His great strength was to understand Mr. Putin’s fear of other people’s courage. In one of his early communications from jail he wrote that: “it is not honest people who frighten the authorities…but those who are not afraid, or, to be more precise: those who may be afraid, but overcome their fear.”
That is why his death portends a deepening of repression inside Russia. Mr Navalny’s murder was not the first and it will not be the last. The next targets could be Ilya Yashin, a brave politician who followed Mr. Navalny to prison, or Vladimir Kara-Murza, a historian, journalist and politician who has been sentenced to 25 years on treason charges for speaking against the war. The lawyers and activists who continue to defend these dissidents are also in danger. Since Mr. Putin’s return to the presidency in 2012, the number of prisoners has increased 15 times. Even as the remnants of Stalin’s gulag fill with political prisoners, professional criminals are being recruited and released to fight in Ukraine.

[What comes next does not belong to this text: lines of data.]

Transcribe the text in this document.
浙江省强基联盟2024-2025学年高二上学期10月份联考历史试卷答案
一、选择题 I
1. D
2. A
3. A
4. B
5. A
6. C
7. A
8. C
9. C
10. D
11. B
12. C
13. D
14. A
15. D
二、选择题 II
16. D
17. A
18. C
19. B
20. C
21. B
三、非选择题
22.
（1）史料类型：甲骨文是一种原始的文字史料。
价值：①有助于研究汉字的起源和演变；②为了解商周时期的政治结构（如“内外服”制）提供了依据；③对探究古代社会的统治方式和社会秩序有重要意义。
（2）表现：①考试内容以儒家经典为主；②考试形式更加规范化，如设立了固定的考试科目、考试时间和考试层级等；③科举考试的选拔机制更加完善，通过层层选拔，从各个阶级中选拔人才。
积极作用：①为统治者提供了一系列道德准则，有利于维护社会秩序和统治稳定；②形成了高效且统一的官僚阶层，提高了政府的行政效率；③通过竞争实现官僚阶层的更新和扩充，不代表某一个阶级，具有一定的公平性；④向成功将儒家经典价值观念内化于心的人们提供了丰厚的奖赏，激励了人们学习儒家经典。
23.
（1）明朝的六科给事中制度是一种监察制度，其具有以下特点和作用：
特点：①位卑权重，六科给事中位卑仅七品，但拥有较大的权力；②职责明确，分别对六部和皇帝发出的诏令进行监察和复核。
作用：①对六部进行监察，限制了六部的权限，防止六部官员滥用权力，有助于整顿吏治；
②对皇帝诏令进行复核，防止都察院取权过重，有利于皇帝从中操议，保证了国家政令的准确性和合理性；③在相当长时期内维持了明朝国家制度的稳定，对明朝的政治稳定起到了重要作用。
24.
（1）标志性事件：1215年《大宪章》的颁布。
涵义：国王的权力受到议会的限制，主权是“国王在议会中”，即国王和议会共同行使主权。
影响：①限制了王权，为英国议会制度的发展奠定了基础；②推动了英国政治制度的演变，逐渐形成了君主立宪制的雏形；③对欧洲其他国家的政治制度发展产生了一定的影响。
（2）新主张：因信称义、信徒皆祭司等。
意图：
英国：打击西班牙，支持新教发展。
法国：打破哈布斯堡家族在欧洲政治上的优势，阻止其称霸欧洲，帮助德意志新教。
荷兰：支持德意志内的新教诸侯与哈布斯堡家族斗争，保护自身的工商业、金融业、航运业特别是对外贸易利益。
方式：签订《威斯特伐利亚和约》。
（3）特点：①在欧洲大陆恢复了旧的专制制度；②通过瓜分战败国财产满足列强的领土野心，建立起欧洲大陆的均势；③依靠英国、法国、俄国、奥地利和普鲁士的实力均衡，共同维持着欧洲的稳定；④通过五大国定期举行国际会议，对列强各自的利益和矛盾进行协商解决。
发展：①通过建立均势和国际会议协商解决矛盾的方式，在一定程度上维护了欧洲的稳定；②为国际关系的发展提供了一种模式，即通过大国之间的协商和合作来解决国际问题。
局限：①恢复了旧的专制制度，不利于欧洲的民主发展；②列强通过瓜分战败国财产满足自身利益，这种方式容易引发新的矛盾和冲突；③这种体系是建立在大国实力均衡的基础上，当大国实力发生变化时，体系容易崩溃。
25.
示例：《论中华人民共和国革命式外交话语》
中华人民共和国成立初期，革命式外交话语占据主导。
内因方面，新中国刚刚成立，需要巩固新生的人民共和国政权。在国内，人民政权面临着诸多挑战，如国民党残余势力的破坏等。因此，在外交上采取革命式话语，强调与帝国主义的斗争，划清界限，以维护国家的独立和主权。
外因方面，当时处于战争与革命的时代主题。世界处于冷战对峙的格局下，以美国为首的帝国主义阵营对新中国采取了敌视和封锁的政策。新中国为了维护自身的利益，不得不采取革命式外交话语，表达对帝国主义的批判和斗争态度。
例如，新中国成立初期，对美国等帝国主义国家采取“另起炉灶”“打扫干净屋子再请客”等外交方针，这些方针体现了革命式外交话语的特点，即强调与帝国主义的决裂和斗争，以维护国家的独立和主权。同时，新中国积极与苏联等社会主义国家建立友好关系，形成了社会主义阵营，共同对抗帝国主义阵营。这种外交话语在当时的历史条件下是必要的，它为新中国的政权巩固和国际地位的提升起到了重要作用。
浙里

Mr. Navalny’s death also casts a shadow over ordinary Russians. In Moscow and across Russia, people flooded the streets at the news. Before the police started to arrest them, they covered memorials for previous victims of political repression in flowers. Yet that repression is intensifying. Since the start of the war in Ukraine, 1,305 men and women have been prosecuted for speaking out against it. A wave of repression is also swallowing up people who never before engaged in politics. The president will shoot into the crowds if he must.